I’ll put “Fourth Grade Nothing” on my reading list. It’s not too late for me.

By  on  10.10.07  at  09:52 AM

It’s never too late for “Tales of a Fourth Grade Nothing,” Tambourine Man.

Perhaps you’ll identify with Fudge.

By  on  10.10.07  at  12:07 PM

Fudge, huh? Smells like an insult to me. You better hope I don’t buy this book.

By  on  10.10.07  at  09:37 PM

I was in an elevator once, and as the doors were about to close, heard a “Hold that door, please!” and in strolled Bob Dole.

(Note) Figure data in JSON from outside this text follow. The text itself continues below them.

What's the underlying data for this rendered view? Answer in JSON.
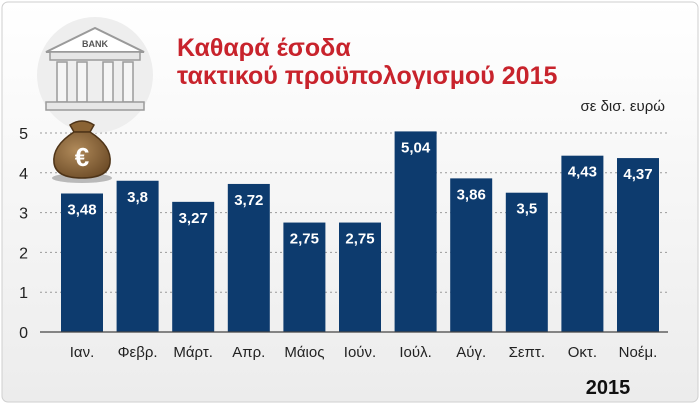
{
  "chart_data": {
    "type": "bar",
    "title_lines": [
      "Καθαρά έσοδα",
      "τακτικού προϋπολογισμού 2015"
    ],
    "unit_label": "σε δισ. ευρώ",
    "year_label": "2015",
    "categories": [
      "Ιαν.",
      "Φεβρ.",
      "Μάρτ.",
      "Απρ.",
      "Μάιος",
      "Ιούν.",
      "Ιούλ.",
      "Αύγ.",
      "Σεπτ.",
      "Οκτ.",
      "Νοέμ."
    ],
    "values": [
      3.48,
      3.8,
      3.27,
      3.72,
      2.75,
      2.75,
      5.04,
      3.86,
      3.5,
      4.43,
      4.37
    ],
    "value_labels": [
      "3,48",
      "3,8",
      "3,27",
      "3,72",
      "2,75",
      "2,75",
      "5,04",
      "3,86",
      "3,5",
      "4,43",
      "4,37"
    ],
    "yticks": [
      "0",
      "1",
      "2",
      "3",
      "4",
      "5"
    ],
    "ylim": [
      0,
      5
    ],
    "grid": true,
    "bar_color": "#0d3b6e",
    "title_color": "#c8232c",
    "bank_sign": "BANK"
  }
}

He cracked jokes and pleasantly greeted each of us on the ride down, and then wished us all a good day.  Ranks up there as the best elevator ride I’ve ever had.  He seems like a really amiable guy - I would have at least said hi to him on the plane, he would have appreciated it.

By Adam Johnson  on  10.11.07  at  08:24 AM

When I was a newspaper intern in DC in ‘95, I rode in an elevator with both Bob Dole AND Sonny Bono at the same time! This was much more interesting than my airplane ride with members of Concrete Blonde, especially since I had no clue who they were at the time.

Sonny was cool, Bob was courtly (and I sang I Got You Babe after they stepped off..)

By  on  10.11.07  at  09:50 AM

This is getting ridiculous. Am I the only person that hasn’t ridden in an elevator with Bob Dole?

By Kelsey  on  10.11.07  at  10:18 AM

I defo would have made a simpsons crack to Bob!